The developed system can serve decision makers and the public by providing sufficient information to perform preemptive arrangements for dealing with severe air pollution conditions. By identifying the risky areas and times that air pollution is harmful, some measures such as setting special warnings for sensitive groups can be used to decrease the daily exposure to pollution and outdoor activities. Such solutions can significantly reduce the respiratory and cardiovascular diseases caused by the air pollution.
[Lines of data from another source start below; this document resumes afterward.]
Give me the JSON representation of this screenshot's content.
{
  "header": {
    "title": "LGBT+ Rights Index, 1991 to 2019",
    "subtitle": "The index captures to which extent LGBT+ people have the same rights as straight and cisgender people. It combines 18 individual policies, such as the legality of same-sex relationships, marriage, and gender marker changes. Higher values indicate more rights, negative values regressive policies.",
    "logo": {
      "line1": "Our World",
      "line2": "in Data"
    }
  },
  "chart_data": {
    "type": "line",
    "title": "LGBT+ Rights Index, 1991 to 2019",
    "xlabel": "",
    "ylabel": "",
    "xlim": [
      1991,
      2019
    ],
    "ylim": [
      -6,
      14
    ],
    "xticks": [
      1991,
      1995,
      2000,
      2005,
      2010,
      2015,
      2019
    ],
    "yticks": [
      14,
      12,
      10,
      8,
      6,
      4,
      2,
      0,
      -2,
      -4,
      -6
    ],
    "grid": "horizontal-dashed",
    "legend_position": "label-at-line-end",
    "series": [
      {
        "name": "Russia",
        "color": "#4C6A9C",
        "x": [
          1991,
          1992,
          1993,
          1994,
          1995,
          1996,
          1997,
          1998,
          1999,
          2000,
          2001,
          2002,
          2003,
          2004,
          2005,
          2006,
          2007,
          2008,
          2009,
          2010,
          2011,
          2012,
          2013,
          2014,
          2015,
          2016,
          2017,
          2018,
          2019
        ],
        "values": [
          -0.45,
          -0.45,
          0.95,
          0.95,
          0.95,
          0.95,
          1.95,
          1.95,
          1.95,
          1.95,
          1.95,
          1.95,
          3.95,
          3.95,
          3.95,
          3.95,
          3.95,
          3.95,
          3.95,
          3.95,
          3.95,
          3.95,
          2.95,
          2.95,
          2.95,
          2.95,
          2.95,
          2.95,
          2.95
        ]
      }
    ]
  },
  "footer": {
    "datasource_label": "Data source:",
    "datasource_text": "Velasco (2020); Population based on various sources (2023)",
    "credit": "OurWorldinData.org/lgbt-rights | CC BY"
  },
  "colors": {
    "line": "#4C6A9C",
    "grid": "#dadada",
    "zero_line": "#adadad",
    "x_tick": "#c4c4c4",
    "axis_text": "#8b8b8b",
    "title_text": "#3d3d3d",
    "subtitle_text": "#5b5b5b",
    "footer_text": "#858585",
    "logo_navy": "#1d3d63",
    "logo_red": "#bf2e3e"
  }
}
The proposed online system was able to continuously work with the streaming data of Tehran on a single machine. However, it is possible to improve the performance of the system by dividing its workload among multiple processing machines, using Apache Hadoop parallel computing framework. Via Hadoop, the input data can be partitioned into different parts; each part will be saved and processed on a processing node where the support vectors will be extracted, and finally, all extracted support vectors can be used for constructing the model. In this regard, extending the proposed solution for working on Hadoop will be conducted in the future. Another important issue about the proposed system is the imbalanced dataset which does not allow the algorithm to be trained properly for classes with a smaller number of samples. Improving the system to be able to deal with the problem of imbalance dataset is considered as another direction in our future research. We will also examine the feasibility of the proposed online algorithm to separately monitor the behavior of each pollutant concentration, particularly CO2 and PM10. Comparing the proposed method with new ANN methods as well as the deep learning can also be considered as a future direction. In this research, a simple distance-based kernel function has been used to model spatial dependencies between the pollution and road densities. By employing sophisticated functions based on exploration of the relationships between the wind, space, and pollution, we expect to considerably enhance the performance and reliability of the results in the future.